Symbiosis Pharmaceutical Services has appointed Wendy Cook as a qualified person (QP), strengthening its regulatory and quality leadership team at a time of growth for the global contract manufacturing organisation (CMO). Symbiosis specialises in the sterile manufacture of injectable drug products.

Cook brings more than 20 years of pharmaceutical quality assurance experience across GLP, GCP and GMP environments, with expertise in sterile manufacturing and clinical trial supply chains. Since qualifying as a QP in 2018, she has held roles at both CDMOs and global CMOs, overseeing batch certification, regulatory submissions and quality oversight across multiple dosage forms, including sterile injectables.

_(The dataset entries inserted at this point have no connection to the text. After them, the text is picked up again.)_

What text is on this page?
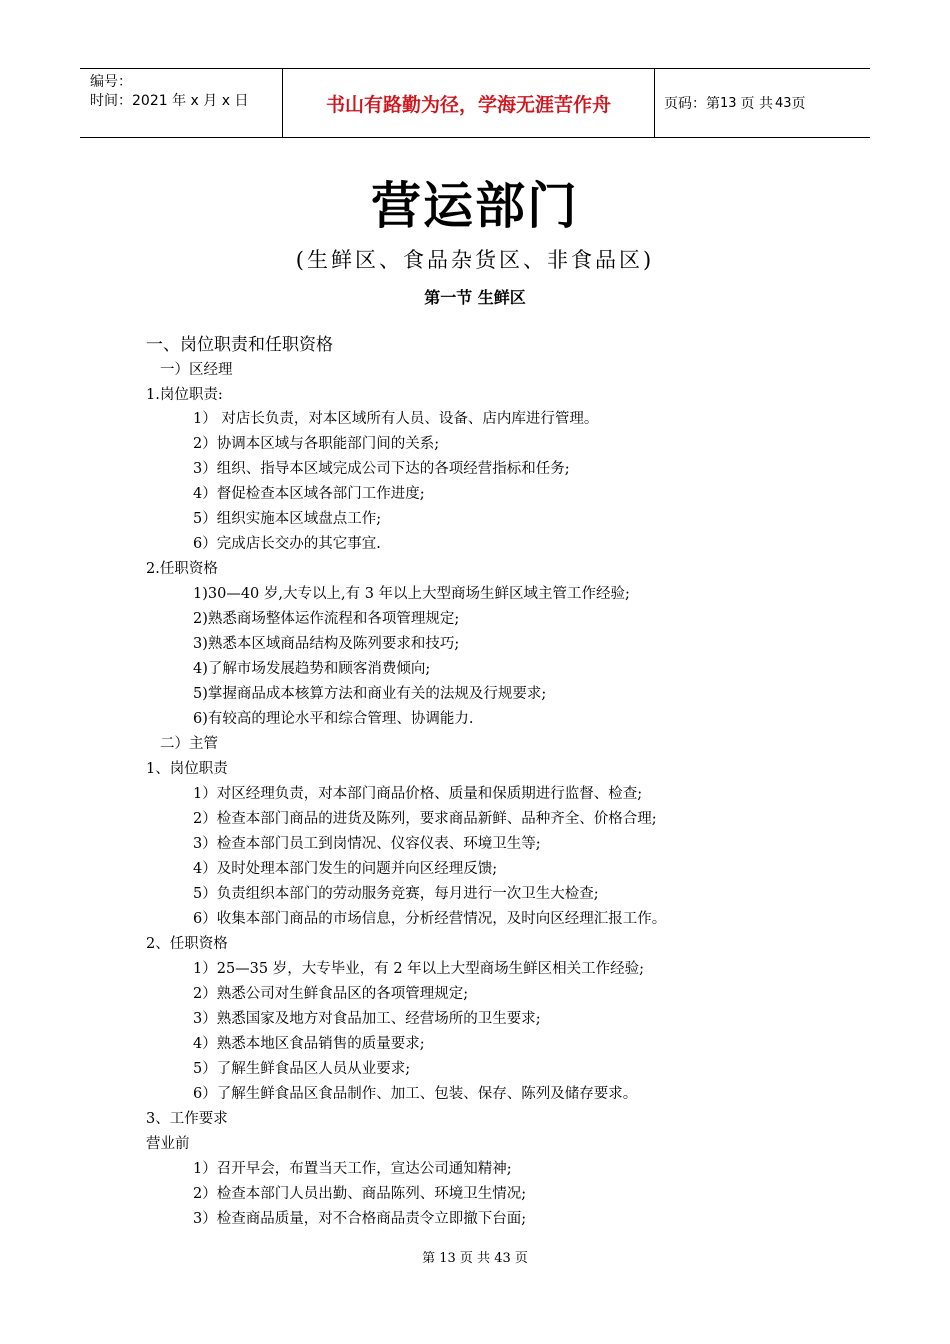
编号：
时间：2021 年 x 月 x 日	书山有路勤为径，学海无涯苦作舟	页码：第 13 页 共 43 页
营运部门
(生鲜区、食品杂货区、非食品区)
第一节 生鲜区
一、岗位职责和任职资格
一）区经理
1.岗位职责:
1） 对店长负责，对本区域所有人员、设备、店内库进行管理。
2）协调本区域与各职能部门间的关系;
3）组织、指导本区域完成公司下达的各项经营指标和任务;
4）督促检查本区域各部门工作进度;
5）组织实施本区域盘点工作;
6）完成店长交办的其它事宜.
2.任职资格
1)30—40 岁,大专以上,有 3 年以上大型商场生鲜区域主管工作经验;
2)熟悉商场整体运作流程和各项管理规定;
3)熟悉本区域商品结构及陈列要求和技巧;
4)了解市场发展趋势和顾客消费倾向;
5)掌握商品成本核算方法和商业有关的法规及行规要求;
6)有较高的理论水平和综合管理、协调能力.
二）主管
1、岗位职责
1）对区经理负责，对本部门商品价格、质量和保质期进行监督、检查;
2）检查本部门商品的进货及陈列，要求商品新鲜、品种齐全、价格合理;
3）检查本部门员工到岗情况、仪容仪表、环境卫生等;
4）及时处理本部门发生的问题并向区经理反馈;
5）负责组织本部门的劳动服务竞赛，每月进行一次卫生大检查;
6）收集本部门商品的市场信息，分析经营情况，及时向区经理汇报工作。
2、任职资格
1）25—35 岁，大专毕业，有 2 年以上大型商场生鲜区相关工作经验;
2）熟悉公司对生鲜食品区的各项管理规定;
3）熟悉国家及地方对食品加工、经营场所的卫生要求;
4）熟悉本地区食品销售的质量要求;
5）了解生鲜食品区人员从业要求;
6）了解生鲜食品区食品制作、加工、包装、保存、陈列及储存要求。
3、工作要求
营业前
1）召开早会，布置当天工作，宣达公司通知精神;
2）检查本部门人员出勤、商品陈列、环境卫生情况;
3）检查商品质量，对不合格商品责令立即撤下台面;
第 13 页 共 43 页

Commenting on her appointment, Cook said: “Symbiosis has built a reputation for excellence in sterile manufacturing and regulatory compliance. I look forward to supporting clients in bringing their innovative therapies to patients quickly, safely and in full compliance with GMP.”

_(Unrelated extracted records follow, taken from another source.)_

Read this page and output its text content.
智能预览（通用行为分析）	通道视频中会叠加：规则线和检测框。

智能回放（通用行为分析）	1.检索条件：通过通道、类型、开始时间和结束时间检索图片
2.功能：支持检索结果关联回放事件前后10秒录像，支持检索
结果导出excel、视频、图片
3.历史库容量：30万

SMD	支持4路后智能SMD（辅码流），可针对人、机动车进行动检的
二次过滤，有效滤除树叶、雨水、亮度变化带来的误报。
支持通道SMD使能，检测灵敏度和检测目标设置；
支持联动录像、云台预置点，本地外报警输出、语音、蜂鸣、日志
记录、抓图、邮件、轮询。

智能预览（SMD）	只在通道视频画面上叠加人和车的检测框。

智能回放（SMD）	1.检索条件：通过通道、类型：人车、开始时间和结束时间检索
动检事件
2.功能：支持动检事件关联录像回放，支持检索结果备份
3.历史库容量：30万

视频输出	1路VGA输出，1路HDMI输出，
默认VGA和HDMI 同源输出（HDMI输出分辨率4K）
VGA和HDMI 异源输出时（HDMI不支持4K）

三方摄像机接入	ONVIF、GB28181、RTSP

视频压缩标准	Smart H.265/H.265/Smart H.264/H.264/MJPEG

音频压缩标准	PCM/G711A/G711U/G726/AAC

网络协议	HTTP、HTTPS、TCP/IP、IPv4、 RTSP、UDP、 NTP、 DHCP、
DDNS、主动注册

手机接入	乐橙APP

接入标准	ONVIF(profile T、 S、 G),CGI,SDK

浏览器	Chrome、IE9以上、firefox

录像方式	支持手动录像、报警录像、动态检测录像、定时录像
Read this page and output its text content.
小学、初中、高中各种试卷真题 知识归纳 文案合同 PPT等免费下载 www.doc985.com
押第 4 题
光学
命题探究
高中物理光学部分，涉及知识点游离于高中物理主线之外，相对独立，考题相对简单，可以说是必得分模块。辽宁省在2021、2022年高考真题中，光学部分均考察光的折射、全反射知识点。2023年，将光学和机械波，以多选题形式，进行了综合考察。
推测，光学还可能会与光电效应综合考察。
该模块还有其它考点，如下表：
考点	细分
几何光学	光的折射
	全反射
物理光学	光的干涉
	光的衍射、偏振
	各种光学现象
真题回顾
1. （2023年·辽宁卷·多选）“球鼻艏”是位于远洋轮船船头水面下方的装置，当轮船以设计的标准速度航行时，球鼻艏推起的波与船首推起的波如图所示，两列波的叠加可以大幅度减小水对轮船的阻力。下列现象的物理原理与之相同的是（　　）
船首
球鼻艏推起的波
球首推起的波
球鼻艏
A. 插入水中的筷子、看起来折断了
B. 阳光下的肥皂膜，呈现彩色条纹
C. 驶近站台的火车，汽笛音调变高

The appointment follows Symbiosis’ successful inspection by the MHRA of its new 20,000 sq ft GMP facility. The site recently added a state-of-the-art automated sterile fill/finish line to its commercial capabilities, reinforcing the company’s robust compliance record with both UK and US regulators.

Nicola Paterson, lead QP at Symbiosis, said: “Wendy’s appointment strengthens our QP team at a pivotal time for Symbiosis. Her knowledge of GMP, regulatory expectations and sterile manufacturing adds significant expertise to our quality leadership. Combined with our recent regulatory approvals, Wendy’s arrival underlines our commitment to delivering world-class regulatory support and compliant, flexible access to sterile manufacturing capacity for our clients.”

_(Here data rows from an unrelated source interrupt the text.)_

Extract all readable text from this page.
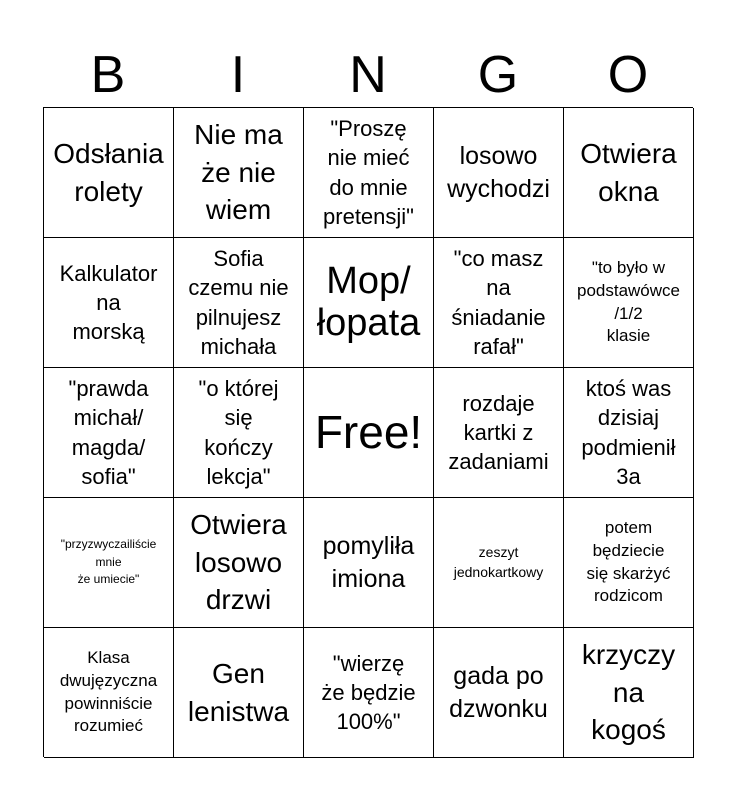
B	I	N	G	O
Odsłania
rolety
Nie ma
że nie
wiem
"Proszę
nie mieć
do mnie
pretensji"
losowo
wychodzi
Otwiera
okna
Kalkulator
na
morską
Sofia
czemu nie
pilnujesz
michała
Mop/
łopata
"co masz
na
śniadanie
rafał"
"to było w
podstawówce
/1/2
klasie
"prawda
michał/
magda/
sofia"
"o której
się
kończy
lekcja"
Free!
rozdaje
kartki z
zadaniami
ktoś was
dzisiaj
podmienił
3a
"przyzwyczailiście
mnie
że umiecie"
Otwiera
losowo
drzwi
pomyliła
imiona
zeszyt
jednokartkowy
potem
będziecie
się skarżyć
rodzicom
Klasa
dwujęzyczna
powinniście
rozumieć
Gen
lenistwa
"wierzę
że będzie
100%"
gada po
dzwonku
krzyczy
na
kogoś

By expanding its QP and quality leadership team, Symbiosis said it is further enhancing its ability to help global biopharmaceutical companies navigate complex regulatory requirements while ensuring the reliable and timely delivery of injectable therapies. The addition of Cook comes as demand for sterile manufacturing capacity continues to grow, particularly for therapies addressing critical or rare conditions where quality and compliance are essential.

Symbiosis said its strengthened quality leadership team, combined with its upgraded manufacturing facility, positions the company to provide clients with enhanced regulatory guidance, rapid batch certification and flexible manufacturing solutions for both clinical and commercial supply.